Communication Tips
On our August 2024 Leadership Call, John Coonrod provide a few helpful resources for effective communication strategies, and to make the best of our limited time.
- Make good use of Google Contacts, especially the “Labels” feature. Each contact can have as many labels as you want (eg, Members, Vendors, Officials) and you can send an email to everyone in a label by entering it in the “To” line.
- There are Google Sheets Mail Merge Extensions that allow you to send personalized emails to a whole group of people. I use “Yet Another Mail Merge” which has a free tier for small lists or an annual fee for large lists, and it keeps track of message opens, responses, clicks and bounces.
- Active Voice. In English there are two voices: active (subject verb object – “I broke the dish.” and passive (the dish got broken.). Often academic and bureaucratic writers use passive voice, which is both boring and hides accountability. Always use active voice.
- The Rule of Three in writing. The rule of three is a writing principle based on the idea that humans process information through pattern recognition. As the smallest number that allows us to recognize a pattern in a set, three can help us craft memorable phrases. Some exemples: “I came, I saw, I conquered”, “Liberté, Egalité, Fraternité”. For more writing tips, click here.
- The Rule of Three in Answering Questions. Sometimes you’ll be asked a question that you don’t have a ready response for! If you say “There are three things you should know about that” it will jump start your mind and provide you with those three things, and you’ll stay concise so that you won’t give them 17 things..
- The Rule of Three in Photography. Similarly, the human eye prefers things that align with ⅓ of the frame – vertically, horizontally or both. Many cameras have an option to show you a grid to help you frame your picture.
- Google Photos (photos.google.com) is the best tool for busy people. It offers three great advantages (rule of three!).
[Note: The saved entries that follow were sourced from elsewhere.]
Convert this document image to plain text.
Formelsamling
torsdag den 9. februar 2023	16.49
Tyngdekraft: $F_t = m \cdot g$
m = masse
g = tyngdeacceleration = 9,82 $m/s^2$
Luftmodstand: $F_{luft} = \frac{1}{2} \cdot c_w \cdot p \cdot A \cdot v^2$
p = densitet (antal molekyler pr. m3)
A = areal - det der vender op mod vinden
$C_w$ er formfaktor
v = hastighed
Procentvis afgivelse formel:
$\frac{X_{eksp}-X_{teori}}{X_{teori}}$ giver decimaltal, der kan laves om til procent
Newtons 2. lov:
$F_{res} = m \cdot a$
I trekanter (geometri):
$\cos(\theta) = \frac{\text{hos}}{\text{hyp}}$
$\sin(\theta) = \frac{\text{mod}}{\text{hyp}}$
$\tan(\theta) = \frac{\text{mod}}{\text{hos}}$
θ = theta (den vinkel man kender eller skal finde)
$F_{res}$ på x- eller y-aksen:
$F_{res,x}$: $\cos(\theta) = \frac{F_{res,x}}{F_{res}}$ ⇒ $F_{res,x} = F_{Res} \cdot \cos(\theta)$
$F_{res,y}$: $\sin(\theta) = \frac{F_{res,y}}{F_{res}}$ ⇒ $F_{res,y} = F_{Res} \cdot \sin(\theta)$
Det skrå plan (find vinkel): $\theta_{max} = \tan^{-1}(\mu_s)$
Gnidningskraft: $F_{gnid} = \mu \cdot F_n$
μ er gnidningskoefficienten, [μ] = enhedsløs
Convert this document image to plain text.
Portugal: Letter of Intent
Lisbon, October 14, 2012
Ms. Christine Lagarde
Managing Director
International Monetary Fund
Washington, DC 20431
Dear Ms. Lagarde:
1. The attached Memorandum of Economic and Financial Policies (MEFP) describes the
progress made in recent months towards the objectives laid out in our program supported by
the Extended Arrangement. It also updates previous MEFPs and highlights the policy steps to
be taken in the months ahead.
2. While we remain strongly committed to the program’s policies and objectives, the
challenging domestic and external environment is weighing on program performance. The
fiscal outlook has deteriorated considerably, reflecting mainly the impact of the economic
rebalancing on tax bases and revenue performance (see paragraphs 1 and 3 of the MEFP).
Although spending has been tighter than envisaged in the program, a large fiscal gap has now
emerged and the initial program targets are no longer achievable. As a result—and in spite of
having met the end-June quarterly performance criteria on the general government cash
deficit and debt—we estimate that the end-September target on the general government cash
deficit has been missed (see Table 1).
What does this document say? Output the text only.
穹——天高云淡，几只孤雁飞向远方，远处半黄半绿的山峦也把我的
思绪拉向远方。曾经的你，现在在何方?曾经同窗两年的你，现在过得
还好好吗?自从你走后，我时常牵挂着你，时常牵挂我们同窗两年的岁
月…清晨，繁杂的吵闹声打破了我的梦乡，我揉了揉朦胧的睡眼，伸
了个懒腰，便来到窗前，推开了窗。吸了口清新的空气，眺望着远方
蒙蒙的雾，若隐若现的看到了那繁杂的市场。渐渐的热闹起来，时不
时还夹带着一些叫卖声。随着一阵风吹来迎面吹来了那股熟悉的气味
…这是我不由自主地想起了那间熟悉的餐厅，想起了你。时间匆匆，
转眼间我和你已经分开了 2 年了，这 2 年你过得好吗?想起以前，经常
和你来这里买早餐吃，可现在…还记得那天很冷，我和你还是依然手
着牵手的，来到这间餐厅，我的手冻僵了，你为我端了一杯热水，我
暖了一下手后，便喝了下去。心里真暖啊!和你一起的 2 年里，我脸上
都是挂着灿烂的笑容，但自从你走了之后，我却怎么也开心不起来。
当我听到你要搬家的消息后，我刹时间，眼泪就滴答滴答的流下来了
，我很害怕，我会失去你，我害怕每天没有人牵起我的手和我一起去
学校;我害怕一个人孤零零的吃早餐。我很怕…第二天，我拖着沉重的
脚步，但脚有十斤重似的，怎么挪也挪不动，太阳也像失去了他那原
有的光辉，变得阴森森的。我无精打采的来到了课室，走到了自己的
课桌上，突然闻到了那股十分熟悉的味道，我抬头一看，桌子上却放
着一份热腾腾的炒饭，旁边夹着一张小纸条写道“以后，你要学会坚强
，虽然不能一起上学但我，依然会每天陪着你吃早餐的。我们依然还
It stores photos very efficiently, it lets you share entire albums of photos with a simple lin, and it has a wonderful editor that lets you crop and correct the lighting without permanently changing the original photo.
- The 3-30-3 Rule. You have just 3 seconds to get enough of someone’s attention for them to give you 30 seconds. You then have 30 seconds to get them interested enough to give you three minutes. You should not try to get more than 3 minutes.